The department cited Congress’ 60-day deadline that was passed in December, embedded within legislation to extend the payroll tax cut. The deadline was pushed by House and Senate Republicans, who said the pipeline will bring thousands of much-needed jobs and should be approved quickly.

The White House released a statement following the State Department’s, blaming Congressional Republicans for a “rushed and arbitrary deadline” that “prevented a full assessment of the pipeline’s impact.”

The State Department had initially intended to decide whether or not to approve the pipeline by the end of last year. But in November, it delayed its decision following a series of protests by those opposed to the pipeline, in particular, those with concerns over the pipeline’s route. Keystone was initially planned to cross the fragile Ogallala Aquifer in the Nebraska Sandhills, which supplies water to Nebraska and several other states.

TransCanada agreed to review an alternate route that would avoid the Nebraska Sandhills. And the State Department said that review would stretch into 2013.

The Department left the door open for TransCanada to re-apply for a permit, once it’s decided on a new route, saying the decision to deny “does not preclude any subsequent permit application or applications for similar projects.”

Reaction has been swift on both sides of the debate.

BOLD Nebraska, a vocal critic of the pipeline, called the President’s decision “bold” and said it would be “celebrated for generations to come in our state.” In a statement, Jane Kleeb, the director of the group, said “The next time an oil company thinks they can bully their way through towns threatening landowners I am quite certain they will remember one word, Nebraska.”

Republicans quickly denounced the decision. Before the announcement was official, House Speaker John Boehner told Politico the President is “selling out American jobs for politics.”

In a statement from Nebraska’s Republican Senator Mike Johanns’ office, Johanns said there is “no legitimate justification for the delay,” and that the President’s decision “reeks of political gamesmanship.”

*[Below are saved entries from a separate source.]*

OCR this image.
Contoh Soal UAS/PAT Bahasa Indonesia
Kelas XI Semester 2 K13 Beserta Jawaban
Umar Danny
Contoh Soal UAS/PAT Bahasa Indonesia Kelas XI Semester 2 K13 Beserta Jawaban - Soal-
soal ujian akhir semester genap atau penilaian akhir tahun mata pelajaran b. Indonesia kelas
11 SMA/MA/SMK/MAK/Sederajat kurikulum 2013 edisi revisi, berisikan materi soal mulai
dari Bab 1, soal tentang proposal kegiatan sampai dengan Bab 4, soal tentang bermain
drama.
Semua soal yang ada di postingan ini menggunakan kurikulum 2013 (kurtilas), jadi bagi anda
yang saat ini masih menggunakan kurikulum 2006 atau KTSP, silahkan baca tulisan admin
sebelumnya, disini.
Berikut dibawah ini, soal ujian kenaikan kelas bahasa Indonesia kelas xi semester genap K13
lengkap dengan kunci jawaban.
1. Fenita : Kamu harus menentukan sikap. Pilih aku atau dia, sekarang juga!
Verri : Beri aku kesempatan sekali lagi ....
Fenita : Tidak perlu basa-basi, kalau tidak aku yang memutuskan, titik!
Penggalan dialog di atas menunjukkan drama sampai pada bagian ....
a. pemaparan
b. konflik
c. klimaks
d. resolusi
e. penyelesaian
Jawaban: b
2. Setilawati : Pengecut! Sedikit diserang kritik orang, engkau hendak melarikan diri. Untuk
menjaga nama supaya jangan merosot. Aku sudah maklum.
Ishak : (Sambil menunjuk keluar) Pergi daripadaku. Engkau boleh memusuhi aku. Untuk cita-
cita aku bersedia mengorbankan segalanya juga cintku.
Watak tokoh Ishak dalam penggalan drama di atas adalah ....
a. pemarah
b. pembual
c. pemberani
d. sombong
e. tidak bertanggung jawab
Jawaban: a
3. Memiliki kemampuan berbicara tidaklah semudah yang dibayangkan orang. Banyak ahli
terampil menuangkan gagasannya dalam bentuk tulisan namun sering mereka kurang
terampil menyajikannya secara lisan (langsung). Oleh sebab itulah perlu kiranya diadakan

Nebraska’s Democratic Senator Ben Nelson said in his response that the decision allows the project to proceed in a “responsible manner.” Referring to the insertion of a 60-day deadline into the payroll tax cut legislation, Nelson said he predicted this would happen if “Congress intervened for political purposes…by setting an arbitrary deadline.”

Nelson also tossed blame back at the state of Nebraska, saying the situation could have been avoided if the state had worked “proactively with TransCanada years ago” to develop a viable route.